Pasadena Weekly Deputy Editor

After playing volleyball for seven years, 17-year-old Malia Wilson was notified her senior season — essentially the last chance she had to play organized volleyball — was delayed.   

“Volleyball was like a second home to me when I was on campus, I played it all the time,” said Wilson, who attended Marshall Fundamental Secondary School. “I definitely miss it.”

Wilson is one of many seniors whose high school sports careers were affected by the pandemic.

High school sports were among the first closures when the pandemic swept the nation. In March 2020, Pasadena School Unified closed its campuses and ended in-person activities. The gyms, fields and tracks were closed to team activities in hopes of slowing the spread.

“It felt demeaning, in a way, because we put all of this hard work in,” said 18-year-old Marshall senior shot putter London Wright, about his junior season’s cancellation.

“It’s just really sad that all the hard work we did to be the best just got put down the drain.”

While there were some hopes for sports to reopen during the fall semester, the surges that occurred during winter ended those dreams of returning to the teams.

However, as cases fell following the winter surge and the arrival of the vaccines, high schools such as Marshall Fundamental Secondary School reinstated their spring sports programs, allowing some seniors to play out their final seasons.

Marshall’s Alex Chew, 18, said he tried to absorb each moment on the field.

“I just enjoy the present moment more when I am on the baseball field with my teammates and the people I care about,” Chew said. “I won’t be able to do that forever. This season would eventually come to an end.”
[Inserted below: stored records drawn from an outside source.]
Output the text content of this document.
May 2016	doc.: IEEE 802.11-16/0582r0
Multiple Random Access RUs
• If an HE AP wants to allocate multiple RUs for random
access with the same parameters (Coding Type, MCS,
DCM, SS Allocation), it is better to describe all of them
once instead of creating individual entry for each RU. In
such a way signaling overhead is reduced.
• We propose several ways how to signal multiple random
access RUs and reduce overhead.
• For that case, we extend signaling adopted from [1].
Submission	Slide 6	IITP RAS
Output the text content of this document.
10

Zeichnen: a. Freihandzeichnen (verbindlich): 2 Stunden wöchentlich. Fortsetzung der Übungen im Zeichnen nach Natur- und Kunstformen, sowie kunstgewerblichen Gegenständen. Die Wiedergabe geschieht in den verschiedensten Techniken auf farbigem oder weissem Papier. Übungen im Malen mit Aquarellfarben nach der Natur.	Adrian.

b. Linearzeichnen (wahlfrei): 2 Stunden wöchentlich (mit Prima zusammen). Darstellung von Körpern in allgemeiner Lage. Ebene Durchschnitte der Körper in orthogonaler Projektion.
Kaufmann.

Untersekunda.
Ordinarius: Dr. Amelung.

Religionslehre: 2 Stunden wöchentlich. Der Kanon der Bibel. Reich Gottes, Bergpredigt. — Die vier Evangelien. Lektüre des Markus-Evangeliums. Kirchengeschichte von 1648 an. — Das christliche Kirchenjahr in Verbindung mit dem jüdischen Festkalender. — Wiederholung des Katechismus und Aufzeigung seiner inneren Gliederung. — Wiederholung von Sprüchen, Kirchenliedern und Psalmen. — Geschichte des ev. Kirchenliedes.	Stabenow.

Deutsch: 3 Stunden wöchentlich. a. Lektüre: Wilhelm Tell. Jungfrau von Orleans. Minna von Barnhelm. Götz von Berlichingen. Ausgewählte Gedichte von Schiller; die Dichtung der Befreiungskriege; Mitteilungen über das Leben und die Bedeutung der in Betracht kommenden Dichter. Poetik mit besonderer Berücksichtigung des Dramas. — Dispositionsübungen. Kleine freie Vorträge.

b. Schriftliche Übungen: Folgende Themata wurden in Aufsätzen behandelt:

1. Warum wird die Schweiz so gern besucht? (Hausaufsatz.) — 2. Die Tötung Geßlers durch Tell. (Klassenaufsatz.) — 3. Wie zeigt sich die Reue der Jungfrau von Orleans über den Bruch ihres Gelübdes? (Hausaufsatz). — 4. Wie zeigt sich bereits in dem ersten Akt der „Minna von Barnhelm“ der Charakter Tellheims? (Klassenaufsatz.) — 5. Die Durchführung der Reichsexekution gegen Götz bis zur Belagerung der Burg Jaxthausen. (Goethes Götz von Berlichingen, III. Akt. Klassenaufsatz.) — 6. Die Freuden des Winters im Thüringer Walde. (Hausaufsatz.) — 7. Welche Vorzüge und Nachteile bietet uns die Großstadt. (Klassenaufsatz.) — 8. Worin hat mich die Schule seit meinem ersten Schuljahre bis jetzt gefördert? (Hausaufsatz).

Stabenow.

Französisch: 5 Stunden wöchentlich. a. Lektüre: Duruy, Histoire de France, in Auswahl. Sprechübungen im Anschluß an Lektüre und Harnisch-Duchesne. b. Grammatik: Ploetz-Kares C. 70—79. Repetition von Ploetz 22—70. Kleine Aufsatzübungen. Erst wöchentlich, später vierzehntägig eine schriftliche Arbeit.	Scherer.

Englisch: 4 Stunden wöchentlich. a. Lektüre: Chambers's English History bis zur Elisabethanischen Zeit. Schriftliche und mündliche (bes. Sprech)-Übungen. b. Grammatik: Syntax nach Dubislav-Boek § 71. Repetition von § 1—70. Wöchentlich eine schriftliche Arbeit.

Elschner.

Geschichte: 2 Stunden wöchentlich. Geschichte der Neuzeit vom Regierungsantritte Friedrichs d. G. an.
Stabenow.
Most high school athletes do not make it onto a college team. For example, according to the NCAA, out of 482,740 high school baseball players, only 7.5%, about 36,000 athletes, landed a spot on a college roster. For men’s track and field, 4.8% can make the transition to the collegiate level. For women’s volleyball, it’s even lower at 3.9%.

It’s even less likely to receive a scholarship with only 2% of high school athletes awarded some form of an athletics scholarship.

While her peers were able to finish their senior seasons, Wilson saw her senior season canceled. She hopes to continue playing volleyball at her future school, UC Berkeley. Whether it’s playing for a club team or trying out for the Division 1 team, Wilson just wants to get back on the court.

“I’ve been playing volleyball for a very long time. I considered it a part of me,” Wilson said. “Once I lost volleyball, I basically lost a huge part of myself… I really want to be back on the court.”